To make it happen, the Kurdistan Democratic Party (KDP) and the Patriotic Union of Kurdistan (PUK) have engaged in a series of talks, yet no formal agreement has been reached.

“As the PUK, we are for the idea that Kurdistani political parties should run on a joint list in Nineveh province and we are ready to meet all the parties for this purpose,” Dawd Jundi, head of the PUK office in Shingal, told Rudaw on Monday. 

“The PUK and KDP politburos have met to discuss the plan. But an agreement has not yet been reached.”

Provincial elections in Iraq are scheduled to take place on April 1, 2020, including those areas disputed between Erbil and Baghdad.

Last week all Kurdish parties agreed to run jointly in the disputed province of Kirkuk – an ethnically diverse and oil rich region on the fault line between the Kurdistan Region and federal Iraq.

Kirkuk is a stronghold of the PUK where the party enjoys an outright majority.

Nineveh province is more important for the KDP, as it has consistently won the majority of Kurdish votes in the province since 2003.

“As the KDP, our stance is clear, we don’t want to join only with the PUK but all the Kurdish parties, form a joint front and run on a single list,” Ali Khalil, head of the KDP 14th Mosul branch office, told Rudaw.

Nineveh is the second largest province in Iraq, which is home to a mixed population of Arabs, Kurds, Christians, Turkmen, and other minority groups.

A third of the population of the province is Kurdish.
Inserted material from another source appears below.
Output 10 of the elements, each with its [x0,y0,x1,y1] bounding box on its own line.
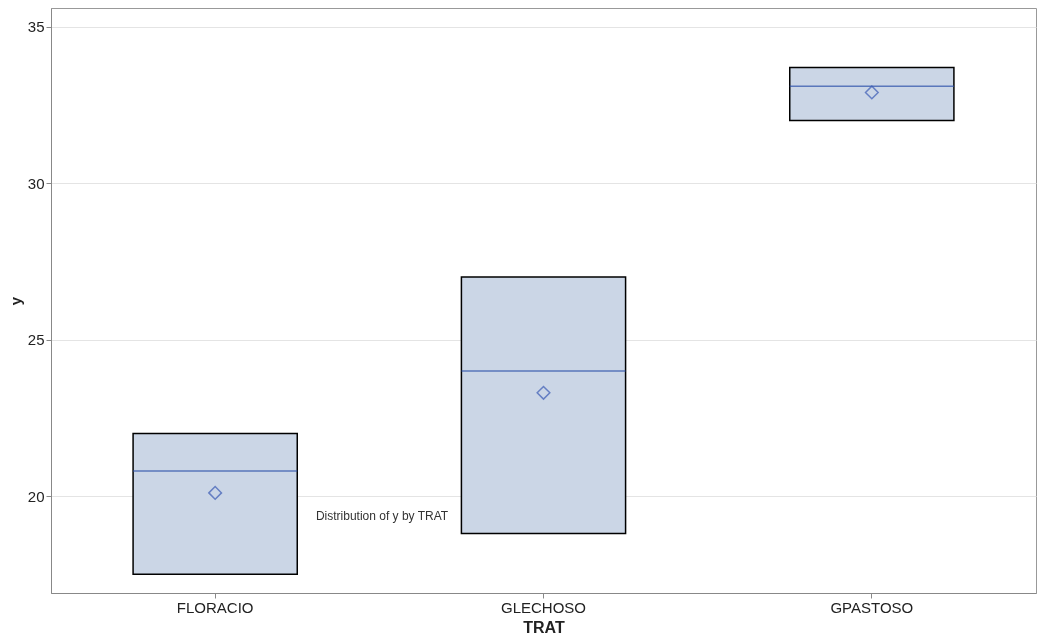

Historically they have held top positions in the province including the head of the Nineveh Provincial Council and deputy governors.

Currently, of 39 members of the provincial council, 11 are Kurds including nine KDP members, three PUK members, and one member of the persecuted Yezidi minority.

The number of the seats on offer in April 2020 however is being cut to 27 – three of which are to go to the minorities as quotas, including one seat for Yezidis, one for the Shabaks, and another for the Christians.

“The KDP is viewing [the disputed areas in Nineveh province] as being Kurdistani,” the KDP official said. “We do not want to miss even a single Kurdish vote.”

“If we run on separate lists, the Kurdish vote will disperse. As the KDP, we are ready to visit all the parties.”

Last month, three Yezidi parties formed a coalition for the upcoming provincial election.

Haidar Shaho, whose party the Ezidi Democratic Party is a member of the coalition, said they would join a Kurdistani list on the condition it meets the interests of the Yezidi community.

“We have formed a coalition of our own and the decision so far is that we run on our own list,” Shasho said. “We cannot separate ourselves from Kurdistan. So far no Kurdistani party has approached us asking to join a single list of Kurdistani parties.”

“If they asked us and we found out that joining them would be in the interest of the Yezidi, we will be ready to join them,” he added.